Critique de livre : « Tripping on Utopia », de Benjamin Breen
« Tripping on Utopia » démontre de manière convaincante que Mead et sa cohorte ont été des acteurs clés de la première vague de science psychédélique, qui a débuté non pas dans les années 1960 mais dans les années 1920. « Timothy Leary et les baby-boomers n’ont pas inauguré la première ère psychédélique », écrit Breen. « Ils y ont mis fin. »
L’intérêt de Mead pour les psychédéliques découle de sa quête de toute une vie pour trouver un moyen d’aider l’humanité à concevoir des sociétés pacifiques, culturellement diverses, pleines d’individus épanouis – en substance, une utopie.

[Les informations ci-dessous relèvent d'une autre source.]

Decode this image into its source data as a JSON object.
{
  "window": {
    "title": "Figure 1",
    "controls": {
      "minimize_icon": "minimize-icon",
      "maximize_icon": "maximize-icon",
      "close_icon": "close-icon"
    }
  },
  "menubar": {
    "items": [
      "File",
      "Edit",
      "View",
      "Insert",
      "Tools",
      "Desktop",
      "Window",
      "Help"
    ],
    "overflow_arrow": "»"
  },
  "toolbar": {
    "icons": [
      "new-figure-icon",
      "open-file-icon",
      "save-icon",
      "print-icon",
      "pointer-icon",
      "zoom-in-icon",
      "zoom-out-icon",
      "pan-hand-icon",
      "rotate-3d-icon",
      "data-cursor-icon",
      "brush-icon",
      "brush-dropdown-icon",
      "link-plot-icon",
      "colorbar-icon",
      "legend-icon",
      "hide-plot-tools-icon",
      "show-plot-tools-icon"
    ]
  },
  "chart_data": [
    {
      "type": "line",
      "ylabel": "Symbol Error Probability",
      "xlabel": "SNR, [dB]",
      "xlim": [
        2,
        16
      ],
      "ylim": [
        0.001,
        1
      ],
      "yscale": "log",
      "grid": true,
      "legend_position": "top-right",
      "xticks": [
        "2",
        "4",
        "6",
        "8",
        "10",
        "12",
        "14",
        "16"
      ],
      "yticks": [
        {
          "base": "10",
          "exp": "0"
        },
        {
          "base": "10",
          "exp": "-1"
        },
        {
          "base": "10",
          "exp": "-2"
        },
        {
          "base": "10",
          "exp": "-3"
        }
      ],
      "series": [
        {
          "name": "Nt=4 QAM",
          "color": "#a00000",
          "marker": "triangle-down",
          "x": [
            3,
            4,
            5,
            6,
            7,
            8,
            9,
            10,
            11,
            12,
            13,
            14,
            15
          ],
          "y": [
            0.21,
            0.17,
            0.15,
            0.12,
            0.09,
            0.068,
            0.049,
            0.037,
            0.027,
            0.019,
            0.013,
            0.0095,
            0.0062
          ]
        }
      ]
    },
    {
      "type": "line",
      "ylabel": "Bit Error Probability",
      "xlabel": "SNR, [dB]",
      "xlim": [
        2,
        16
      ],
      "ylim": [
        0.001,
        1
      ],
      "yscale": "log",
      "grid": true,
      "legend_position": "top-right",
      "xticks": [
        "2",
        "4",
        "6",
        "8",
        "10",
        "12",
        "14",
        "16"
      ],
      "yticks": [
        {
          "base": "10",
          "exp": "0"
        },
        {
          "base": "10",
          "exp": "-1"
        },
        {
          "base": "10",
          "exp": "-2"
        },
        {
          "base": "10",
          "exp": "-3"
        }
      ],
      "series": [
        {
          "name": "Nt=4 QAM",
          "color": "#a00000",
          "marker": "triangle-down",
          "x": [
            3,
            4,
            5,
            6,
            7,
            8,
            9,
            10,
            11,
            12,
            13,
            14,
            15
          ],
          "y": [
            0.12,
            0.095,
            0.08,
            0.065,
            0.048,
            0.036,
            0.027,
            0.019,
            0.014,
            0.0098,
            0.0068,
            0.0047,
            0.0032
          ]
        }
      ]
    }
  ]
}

Pour elle, le rêve ne s’est intensifié que pendant la Seconde Guerre mondiale et la Guerre froide, lorsque le spectre de l’apocalypse nucléaire (et de la « guerre psychochimique », moins totalisante mais néanmoins néfaste), se profilait.
Mais alors qu’elle et le reste de sa génération traversaient « la période de changement la plus rapide de l’histoire de l’humanité, avant ou depuis », explique Breen, Mead a participé à la fois par inadvertance et intentionnellement à des projets gouvernementaux plus communément associés à la dystopie. En 1943, elle a travaillé pour le Bureau des services stratégiques, une agence de renseignement antérieure à la CIA, sur un projet explorant l’utilisation de drogues pour faciliter les interrogatoires militaires. Et elle s’est intimement impliquée dans la Fondation Macy, une organisation philanthropique axée sur la médecine et la santé, largement financée par la CIA dans les années 1950. La source de l’argent était un fait gardé secret pour la plupart, mais pas pour tous les collègues et amis de longue date de Mead, dont l’un était un agent de carrière de la CIA.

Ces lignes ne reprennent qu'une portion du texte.